The concern arises when self-custody — the most transparent and empowering part of the ecosystem — is misunderstood or treated with suspicion
How do you view the current trends in crypto regulation across Europe? Many lawmakers treat self-custody as something «dangerous» or even suspicious. Do you think this segment will eventually be regulated?
We’re seeing a growing regulatory focus on crypto across Europe, and that in itself isn’t a bad thing. Clear rules can help protect consumers and create a more stable environment for innovation. But the concern arises when self-custody — the most transparent and empowering part of the ecosystem — is misunderstood or treated with suspicion.
Self-custody doesn’t mean hiding or avoiding responsibility. On the contrary, it’s about taking full ownership — something that aligns with many of the EU’s own digital sovereignty principles. Unfortunately, because it operates outside of traditional financial intermediaries, it’s sometimes seen as harder to regulate, and therefore «risky» by default.
Whether or not self-custody will be regulated directly remains to be seen. What’s important is that regulators distinguish between different types of actors in the space — and recognize that tools like Trezor are designed to remove reliance on third parties, not enable abuse.
At Trezor, we’re open to dialogue and support smart regulation — but we also believe it’s crucial to preserve the individual’s right to hold and manage their own assets, independently and securely.
Despite the war, Ukraine remains one of the most active countries in terms of crypto adoption. Do you have any plans or initiatives aimed at the Ukrainian community?
We don’t currently run market-specific campaigns in Ukraine, but we engage with the local community through media and conferences. During the war, we donated over €1 million in bitcoin to support humanitarian aid for Ukrainians.
No one can claim «quantum-proof» protection today
Recently, Trezor introduced its new device, the Trezor Safe 7. It is stated that it is already equipped with technologies designed to counter future quantum threats. What exactly does this mean and how is it implemented? And what other features does the new wallet have?
Quantum computing is still a developing field, but at Trezor we believe in staying ahead of the curve — especially when it comes to long-term security. With Trezor Safe 7, we’ve laid the groundwork for future resilience by supporting key generation based on SLIP-21, a standard that’s compatible with emerging quantum-resistant cryptographic schemes.
This doesn’t mean we’re claiming «quantum-proof» protection today — no one can. But it does mean that once the time comes to adopt quantum-safe algorithms, users won’t need to migrate to new hardware. Their Trezor Safe 7 will already be ready.
Beyond that, the device includes several upgrades focused on usability and accessibility. It’s our first hardware wallet with a large color touchscreen and wireless connectivity. It also ships with the auditable TROPIC01 secure element — a custom chip that allows both strong physical protection and open verification, something that’s traditionally been mutually exclusive in this space.

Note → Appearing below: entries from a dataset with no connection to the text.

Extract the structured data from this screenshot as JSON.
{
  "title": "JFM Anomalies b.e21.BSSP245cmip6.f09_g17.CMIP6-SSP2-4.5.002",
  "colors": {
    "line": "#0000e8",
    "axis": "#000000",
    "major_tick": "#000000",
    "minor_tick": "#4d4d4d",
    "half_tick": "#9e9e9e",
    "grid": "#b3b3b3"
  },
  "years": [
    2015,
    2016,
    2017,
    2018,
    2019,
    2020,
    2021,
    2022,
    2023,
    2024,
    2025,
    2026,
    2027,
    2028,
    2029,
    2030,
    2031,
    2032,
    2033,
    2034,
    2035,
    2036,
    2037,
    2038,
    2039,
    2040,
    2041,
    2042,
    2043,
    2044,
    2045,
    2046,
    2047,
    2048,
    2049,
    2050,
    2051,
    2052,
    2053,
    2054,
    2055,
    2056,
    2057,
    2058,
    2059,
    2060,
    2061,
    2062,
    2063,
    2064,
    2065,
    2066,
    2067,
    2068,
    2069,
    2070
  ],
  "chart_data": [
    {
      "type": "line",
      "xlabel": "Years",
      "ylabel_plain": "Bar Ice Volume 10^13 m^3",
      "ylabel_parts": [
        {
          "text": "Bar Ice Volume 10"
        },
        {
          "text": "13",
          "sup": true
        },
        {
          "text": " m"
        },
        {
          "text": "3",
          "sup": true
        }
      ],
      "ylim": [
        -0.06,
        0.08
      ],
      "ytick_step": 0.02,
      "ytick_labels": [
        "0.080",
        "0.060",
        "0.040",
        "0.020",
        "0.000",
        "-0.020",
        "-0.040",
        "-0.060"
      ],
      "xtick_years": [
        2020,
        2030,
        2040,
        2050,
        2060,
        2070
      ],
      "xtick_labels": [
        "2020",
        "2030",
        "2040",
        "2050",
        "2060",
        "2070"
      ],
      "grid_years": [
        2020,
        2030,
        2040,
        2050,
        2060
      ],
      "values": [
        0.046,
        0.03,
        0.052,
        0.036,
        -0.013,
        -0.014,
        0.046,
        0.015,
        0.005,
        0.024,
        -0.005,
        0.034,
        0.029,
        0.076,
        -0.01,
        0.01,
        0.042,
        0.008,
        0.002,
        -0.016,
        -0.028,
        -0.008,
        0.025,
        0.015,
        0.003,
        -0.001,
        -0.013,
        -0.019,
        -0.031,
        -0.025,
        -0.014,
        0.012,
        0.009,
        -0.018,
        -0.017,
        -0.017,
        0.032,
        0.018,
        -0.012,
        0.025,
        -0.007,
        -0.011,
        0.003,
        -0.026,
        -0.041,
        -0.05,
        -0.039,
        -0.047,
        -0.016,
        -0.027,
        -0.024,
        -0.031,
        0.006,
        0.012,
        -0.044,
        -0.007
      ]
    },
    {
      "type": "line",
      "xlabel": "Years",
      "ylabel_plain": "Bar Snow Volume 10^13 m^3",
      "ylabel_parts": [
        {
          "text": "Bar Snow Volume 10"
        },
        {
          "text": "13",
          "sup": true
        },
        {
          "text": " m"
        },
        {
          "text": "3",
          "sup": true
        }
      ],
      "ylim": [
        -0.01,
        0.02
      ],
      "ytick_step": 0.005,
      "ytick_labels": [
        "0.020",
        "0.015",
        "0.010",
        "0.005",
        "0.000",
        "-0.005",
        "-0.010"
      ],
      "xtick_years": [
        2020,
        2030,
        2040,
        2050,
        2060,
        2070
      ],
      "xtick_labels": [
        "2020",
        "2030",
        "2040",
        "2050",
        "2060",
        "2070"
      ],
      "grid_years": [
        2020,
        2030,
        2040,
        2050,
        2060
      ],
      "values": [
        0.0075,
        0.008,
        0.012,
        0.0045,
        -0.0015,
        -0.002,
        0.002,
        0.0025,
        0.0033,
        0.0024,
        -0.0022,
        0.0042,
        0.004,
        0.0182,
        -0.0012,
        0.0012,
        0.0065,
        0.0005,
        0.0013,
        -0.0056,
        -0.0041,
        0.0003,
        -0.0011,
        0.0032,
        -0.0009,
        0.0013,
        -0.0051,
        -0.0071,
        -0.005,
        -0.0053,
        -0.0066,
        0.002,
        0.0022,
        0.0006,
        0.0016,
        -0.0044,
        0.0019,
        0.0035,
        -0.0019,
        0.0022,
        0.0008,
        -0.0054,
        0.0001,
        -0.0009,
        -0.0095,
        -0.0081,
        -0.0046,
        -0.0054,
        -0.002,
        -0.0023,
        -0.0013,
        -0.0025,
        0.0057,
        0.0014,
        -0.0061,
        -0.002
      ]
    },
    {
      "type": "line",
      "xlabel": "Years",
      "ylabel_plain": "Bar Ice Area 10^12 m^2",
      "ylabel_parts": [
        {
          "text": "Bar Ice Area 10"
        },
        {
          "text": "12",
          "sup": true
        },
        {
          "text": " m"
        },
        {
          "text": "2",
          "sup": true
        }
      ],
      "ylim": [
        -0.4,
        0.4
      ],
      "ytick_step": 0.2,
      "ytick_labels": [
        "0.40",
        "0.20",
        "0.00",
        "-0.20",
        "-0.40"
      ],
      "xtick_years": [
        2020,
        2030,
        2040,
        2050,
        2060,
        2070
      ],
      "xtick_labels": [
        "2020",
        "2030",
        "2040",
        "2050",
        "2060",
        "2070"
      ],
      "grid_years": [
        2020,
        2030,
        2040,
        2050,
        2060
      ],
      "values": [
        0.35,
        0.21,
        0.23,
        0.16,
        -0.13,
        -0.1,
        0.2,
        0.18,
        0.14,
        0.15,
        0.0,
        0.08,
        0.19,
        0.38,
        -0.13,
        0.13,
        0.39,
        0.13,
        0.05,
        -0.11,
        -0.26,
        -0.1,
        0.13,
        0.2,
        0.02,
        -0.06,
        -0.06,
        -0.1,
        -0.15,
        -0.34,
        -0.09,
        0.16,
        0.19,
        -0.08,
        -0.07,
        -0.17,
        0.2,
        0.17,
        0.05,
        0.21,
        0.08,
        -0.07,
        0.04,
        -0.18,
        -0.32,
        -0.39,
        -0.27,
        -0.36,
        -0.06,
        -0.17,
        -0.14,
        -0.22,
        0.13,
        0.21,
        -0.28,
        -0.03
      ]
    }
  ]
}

The goal with Trezor Safe 7 wasn’t just to add more features — it was to remove friction for users, while staying true to the principles of open-source, transparent, and independent self-custody.
Everyone seems to be talking about AI right now. Do you plan to integrate AI-driven solutions into Trezor’s operations or products?
Absolutely — AI is becoming as foundational today as the internet was two decades ago. Ignoring its potential would be shortsighted. At Trezor, we’re already using AI across multiple areas: from programming and content creation to research and customer support. It’s a powerful tool that helps us work more efficiently, but we remain mindful of where and how we use it — especially when it comes to privacy and security, which are core to our mission.